With excitement and momentum building, all district students participated in Discovery Days and research projects on space exploration and the International Space Station in order to prepare for this amazing event. Students submitted research-based essays and questions for astronaut Tingle. Ten students were selected from these essays from elementary school through high school to ask their questions.

The students who had been selected to ask astronaut Tingle their questions were Jonavan Figueroa from Archer Street; Johan Romero from Bayview Avenue; Sarah Boco and Giovanni Crisanti from Atkinson; Lesley Fernandez and Adisa Johnson from the high school; Jayden Easy and Brenna Igneri from Dodd; Gabriela Aleman from Giblyn and Ava Smith from New Visions.

The program was comprised of a variety of informative segments including the history of the Freeport Science Astronomy program by Director of Science Dr. Vincent Pereira, who was instrumental in bringing the ARISS program to Freeport, a Discovery Days video, and student essays.
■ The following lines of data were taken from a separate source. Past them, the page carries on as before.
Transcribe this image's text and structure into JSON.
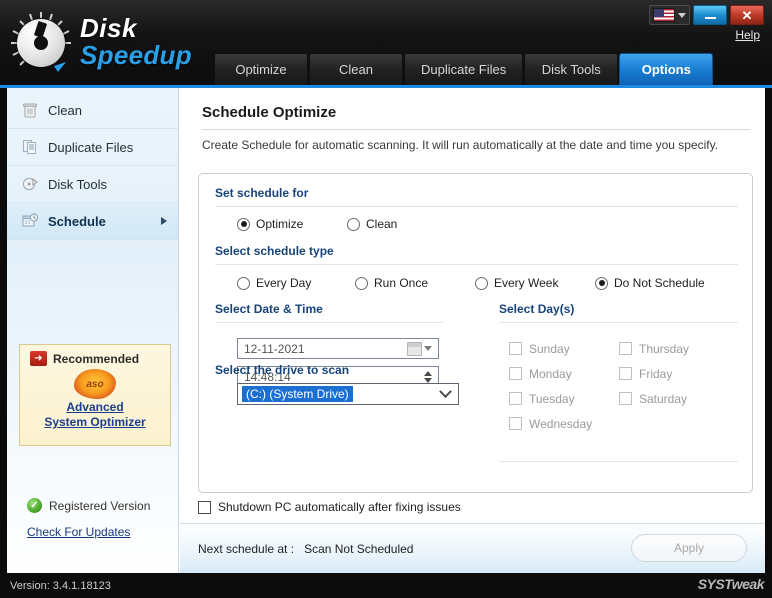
{
  "window": {
    "brand_line1": "Disk",
    "brand_line2": "Speedup",
    "help_label": "Help",
    "minimize_label": "",
    "close_label": "✕",
    "language_icon": "us-flag-icon",
    "accent_color": "#1b7fd4",
    "titlebar_color": "#141414"
  },
  "tabs": [
    {
      "label": "Optimize",
      "active": false
    },
    {
      "label": "Clean",
      "active": false
    },
    {
      "label": "Duplicate Files",
      "active": false
    },
    {
      "label": "Disk Tools",
      "active": false
    },
    {
      "label": "Options",
      "active": true
    }
  ],
  "sidebar": {
    "items": [
      {
        "label": "Clean",
        "icon": "trash-can-icon",
        "active": false
      },
      {
        "label": "Duplicate Files",
        "icon": "documents-icon",
        "active": false
      },
      {
        "label": "Disk Tools",
        "icon": "disk-tools-icon",
        "active": false
      },
      {
        "label": "Schedule",
        "icon": "calendar-clock-icon",
        "active": true
      }
    ],
    "recommended": {
      "badge_glyph": "➜",
      "title": "Recommended",
      "product_logo_text": "aso",
      "link_line1": "Advanced",
      "link_line2": "System Optimizer"
    },
    "registered_label": "Registered Version",
    "registered_icon": "green-check-icon",
    "updates_link": "Check For Updates"
  },
  "main": {
    "page_title": "Schedule Optimize",
    "page_description": "Create Schedule for automatic scanning. It will run automatically at the date and time you specify.",
    "sections": {
      "set_schedule_for": {
        "label": "Set schedule for",
        "options": [
          {
            "label": "Optimize",
            "selected": true
          },
          {
            "label": "Clean",
            "selected": false
          }
        ]
      },
      "select_schedule_type": {
        "label": "Select schedule type",
        "options": [
          {
            "label": "Every Day",
            "selected": false
          },
          {
            "label": "Run Once",
            "selected": false
          },
          {
            "label": "Every Week",
            "selected": false
          },
          {
            "label": "Do Not Schedule",
            "selected": true
          }
        ]
      },
      "select_date_time": {
        "label": "Select Date & Time",
        "date_value": "12-11-2021",
        "time_value": "14:48:14",
        "date_icon": "calendar-icon",
        "time_icon": "spinner-icon"
      },
      "select_days": {
        "label": "Select Day(s)",
        "column_left": [
          {
            "label": "Sunday",
            "checked": false
          },
          {
            "label": "Monday",
            "checked": false
          },
          {
            "label": "Tuesday",
            "checked": false
          },
          {
            "label": "Wednesday",
            "checked": false
          }
        ],
        "column_right": [
          {
            "label": "Thursday",
            "checked": false
          },
          {
            "label": "Friday",
            "checked": false
          },
          {
            "label": "Saturday",
            "checked": false
          }
        ]
      },
      "select_drive": {
        "label": "Select the drive to scan",
        "selected_value": "(C:)  (System Drive)",
        "selection_highlight_color": "#1a6fd0"
      }
    },
    "shutdown_option": {
      "label": "Shutdown PC automatically after fixing issues",
      "checked": false
    },
    "footer": {
      "next_schedule_label": "Next schedule at :",
      "next_schedule_value": "Scan Not Scheduled",
      "apply_label": "Apply"
    }
  },
  "statusbar": {
    "version": "Version: 3.4.1.18123",
    "watermark": "SYSTweak"
  }
}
Long Island Mobile Amateur Radio Club Vice President Craig Ross presented information on “The Role of the Amateur Radio Operator.”

In conjunction with the amateur radio telebridge network with a ground operator in Italy, contact was made for about 10 minutes with astronaut Tingle as the ISS moved rapidly over the area. Students were fortunate to be able to ask almost 20 questions including the impact of space on immune systems to challenges faced by the astronauts during spacewalks. Astronaut Tingle was impressed with the thoughtful questions and provided detailed answers. It was a thrilling time for everyone in the audience and an experience they will not forget.

“This is close to my dream, I hope to go into things like theoretical physics,” said Adisa Johnson, who asked Tingle about how often the ISS must readjust its trajectory to stay in orbit. “Science [is one of] my favorite subjects hands down, so this is a big deal for me.”

“I’ve always had some love for astronomy and space, so I really put my effort into writing my essay and thinking of the question,” said Jonavan Figueroa, who asked astronaut Tingle what the typical duties of an astronaut are on his/her first day in space. “Having the chance to actually speak to someone on the International Space Station is just really amazing to me.”

The once-in-a-lifetime event is a testament to the district’s commitment to ensuring its students are provided with a sound STEM education and world-class learning opportunities, and stands as a momentous occasion that students will remember forever. Before contact was lost, astronaut Tingle stated he would see the students when he returned to Earth. The district hopes it will be able to meet him in person in the future.